Event
Birmingham and the Voice of Al Hibbler
Colloquium Lecture by Brian Kane
Birmingham and the Voice of Al Hibbler
Brian Kane
October 24, 2023 (Tuesday) — 5:15 pm to 7:00 pm
Lerner Center
Penn Music Building
201 S. 34th Street, Room 102
Abstract
Before the dreadful church bombing that killed four young girls and brought national attention to civil rights actions in Birmingham, a campaign for employment and desegregation had been underway. The blind vocalist, Al Hibbler, was the first celebrity to join in the protests, using his celebrity to draw attention to the struggle in Birmingham and to raise money for the protesters. In this paper I will consider a single artifact from that campaign, a tape recording of a “mass meeting” where Hibbler speaks and sings for the protesters. I argue that Hibbler’s idiosyncratic use of the voice presents a challenge to the orthodoxies of “voice studies.” Where voice studies has tended to emphasize the sound of the voice and the site of vocal enunciation over the linguistic meaning of vocal utterances—encouraging attention to the saying over the said or the uniqueness of vocal emission—Hibbler’s voice, and the complex ways that he employs it, functions like a litmus test by which the robustness or shortcomings of any theory of the voice can be measured.
Bio
Brian Kane is Associate Professor of Music and Film and Media Studies at Yale University. A scholar of popular music, philosophy of music, and sound studies, Kane is the author of Sound Unseen: Acousmatic Theory in Theory and Practice (Oxford UP, 2014) and Hearing Double: Jazz, Ontology, Auditory Culture due out early next year on Oxford University Press. He heads the Yale’s Sound Studies Working Group and co-directs (with Prof. Daphne Brooks) the Black Sound and the Archive Working Group.

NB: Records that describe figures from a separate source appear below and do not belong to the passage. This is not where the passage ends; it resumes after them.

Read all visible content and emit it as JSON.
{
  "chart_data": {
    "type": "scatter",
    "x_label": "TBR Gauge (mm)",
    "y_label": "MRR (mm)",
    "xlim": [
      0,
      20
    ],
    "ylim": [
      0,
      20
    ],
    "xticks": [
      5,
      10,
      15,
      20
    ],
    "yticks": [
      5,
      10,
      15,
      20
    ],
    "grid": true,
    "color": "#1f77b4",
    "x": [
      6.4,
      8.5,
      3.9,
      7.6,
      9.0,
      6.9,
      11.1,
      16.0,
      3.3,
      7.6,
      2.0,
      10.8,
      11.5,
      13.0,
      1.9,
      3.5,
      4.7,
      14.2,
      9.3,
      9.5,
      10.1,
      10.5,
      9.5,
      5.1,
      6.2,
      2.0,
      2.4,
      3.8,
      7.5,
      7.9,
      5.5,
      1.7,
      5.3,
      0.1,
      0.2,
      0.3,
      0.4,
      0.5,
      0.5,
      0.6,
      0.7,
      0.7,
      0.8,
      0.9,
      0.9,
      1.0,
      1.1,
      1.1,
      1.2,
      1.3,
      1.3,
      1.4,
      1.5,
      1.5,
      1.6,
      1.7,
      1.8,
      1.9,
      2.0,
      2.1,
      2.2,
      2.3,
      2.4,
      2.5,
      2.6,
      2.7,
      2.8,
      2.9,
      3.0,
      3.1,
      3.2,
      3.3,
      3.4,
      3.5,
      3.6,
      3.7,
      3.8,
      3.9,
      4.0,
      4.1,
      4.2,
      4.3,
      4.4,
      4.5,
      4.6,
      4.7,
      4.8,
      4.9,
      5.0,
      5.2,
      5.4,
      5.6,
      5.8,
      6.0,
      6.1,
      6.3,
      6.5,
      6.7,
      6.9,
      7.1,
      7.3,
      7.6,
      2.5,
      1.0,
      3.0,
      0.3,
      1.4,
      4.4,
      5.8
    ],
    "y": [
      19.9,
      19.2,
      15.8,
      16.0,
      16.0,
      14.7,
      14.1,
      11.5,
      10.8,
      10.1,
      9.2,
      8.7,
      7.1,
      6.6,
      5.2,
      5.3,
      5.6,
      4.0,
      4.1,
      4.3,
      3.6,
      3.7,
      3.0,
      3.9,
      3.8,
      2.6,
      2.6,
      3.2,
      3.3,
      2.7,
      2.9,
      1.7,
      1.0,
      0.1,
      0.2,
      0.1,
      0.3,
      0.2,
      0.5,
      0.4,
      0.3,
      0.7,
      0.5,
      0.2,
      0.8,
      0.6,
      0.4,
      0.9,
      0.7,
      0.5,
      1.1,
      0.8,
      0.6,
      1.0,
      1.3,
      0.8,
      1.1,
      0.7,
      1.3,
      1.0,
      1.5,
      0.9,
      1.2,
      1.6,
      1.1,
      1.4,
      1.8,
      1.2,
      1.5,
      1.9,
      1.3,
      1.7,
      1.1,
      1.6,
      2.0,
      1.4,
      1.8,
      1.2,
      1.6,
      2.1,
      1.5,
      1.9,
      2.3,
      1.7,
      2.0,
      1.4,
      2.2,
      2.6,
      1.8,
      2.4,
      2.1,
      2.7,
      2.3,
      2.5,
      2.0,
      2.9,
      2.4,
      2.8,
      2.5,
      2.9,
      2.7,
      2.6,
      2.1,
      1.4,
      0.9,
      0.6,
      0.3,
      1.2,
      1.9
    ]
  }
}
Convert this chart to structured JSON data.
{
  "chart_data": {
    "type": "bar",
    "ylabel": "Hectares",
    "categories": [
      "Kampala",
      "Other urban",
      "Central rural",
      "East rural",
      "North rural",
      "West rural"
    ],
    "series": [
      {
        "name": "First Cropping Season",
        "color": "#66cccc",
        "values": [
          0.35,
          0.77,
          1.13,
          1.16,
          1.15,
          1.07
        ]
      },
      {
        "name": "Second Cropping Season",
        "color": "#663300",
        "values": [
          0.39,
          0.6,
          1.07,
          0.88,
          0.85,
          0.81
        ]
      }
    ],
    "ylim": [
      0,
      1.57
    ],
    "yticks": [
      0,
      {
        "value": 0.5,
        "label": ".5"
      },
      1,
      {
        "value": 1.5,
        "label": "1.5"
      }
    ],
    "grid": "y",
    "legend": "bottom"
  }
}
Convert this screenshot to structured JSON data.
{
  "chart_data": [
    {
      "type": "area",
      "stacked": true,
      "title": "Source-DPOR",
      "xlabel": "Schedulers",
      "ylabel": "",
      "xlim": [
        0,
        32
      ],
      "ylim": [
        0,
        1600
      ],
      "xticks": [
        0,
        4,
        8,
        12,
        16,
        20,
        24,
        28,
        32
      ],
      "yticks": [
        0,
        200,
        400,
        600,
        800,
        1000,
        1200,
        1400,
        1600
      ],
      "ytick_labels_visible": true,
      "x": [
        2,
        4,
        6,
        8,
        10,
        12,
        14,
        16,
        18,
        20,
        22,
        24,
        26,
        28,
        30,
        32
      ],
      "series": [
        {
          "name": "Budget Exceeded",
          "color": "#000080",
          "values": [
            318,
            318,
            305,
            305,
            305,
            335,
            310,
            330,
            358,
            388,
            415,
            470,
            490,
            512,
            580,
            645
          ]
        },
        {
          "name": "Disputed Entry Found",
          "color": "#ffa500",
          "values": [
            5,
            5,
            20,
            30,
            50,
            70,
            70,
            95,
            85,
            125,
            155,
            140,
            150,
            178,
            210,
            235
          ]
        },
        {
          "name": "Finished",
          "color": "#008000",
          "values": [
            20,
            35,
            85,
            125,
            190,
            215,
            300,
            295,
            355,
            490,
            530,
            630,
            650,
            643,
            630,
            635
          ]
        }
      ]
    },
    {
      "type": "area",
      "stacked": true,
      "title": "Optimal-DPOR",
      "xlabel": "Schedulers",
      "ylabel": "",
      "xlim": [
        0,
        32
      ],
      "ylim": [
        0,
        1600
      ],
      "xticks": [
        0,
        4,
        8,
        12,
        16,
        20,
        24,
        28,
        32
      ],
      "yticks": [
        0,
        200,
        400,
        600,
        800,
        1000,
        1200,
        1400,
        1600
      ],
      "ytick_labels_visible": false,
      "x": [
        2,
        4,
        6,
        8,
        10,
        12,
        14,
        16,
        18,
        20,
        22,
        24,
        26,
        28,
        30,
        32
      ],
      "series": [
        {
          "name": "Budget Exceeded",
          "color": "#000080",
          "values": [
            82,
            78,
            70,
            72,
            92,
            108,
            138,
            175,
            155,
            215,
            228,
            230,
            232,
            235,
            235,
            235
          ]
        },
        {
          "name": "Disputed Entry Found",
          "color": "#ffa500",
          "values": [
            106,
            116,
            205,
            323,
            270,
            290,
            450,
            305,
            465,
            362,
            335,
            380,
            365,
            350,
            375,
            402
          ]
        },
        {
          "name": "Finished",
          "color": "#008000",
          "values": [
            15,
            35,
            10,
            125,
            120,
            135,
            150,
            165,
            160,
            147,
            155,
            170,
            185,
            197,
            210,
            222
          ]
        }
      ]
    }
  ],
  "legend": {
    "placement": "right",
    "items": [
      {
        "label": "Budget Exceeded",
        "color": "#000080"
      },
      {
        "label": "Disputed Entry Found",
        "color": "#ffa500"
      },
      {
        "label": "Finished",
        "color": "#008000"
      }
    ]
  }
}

Attendance and Registration
This event is free and open to the public. For those who would like to attend via zoom, please use link provided to register.
https://upenn.zoom.us/meeting/register/tJ0ofuGsrj0sG9JEXMaqkL_0XuGSY0Dgq38X
About the Colloquium Lecture Series
This lecture is part of the 2023-24 Penn Music Colloquium Series. The Department of Music's main Colloquium Series showcases new research by leading scholars in music and sound studies and composers both in the United States and internationally. All Music Colloquia will take place in Room 101 of the Lerner Center on Tuesdays at 5:15 PM.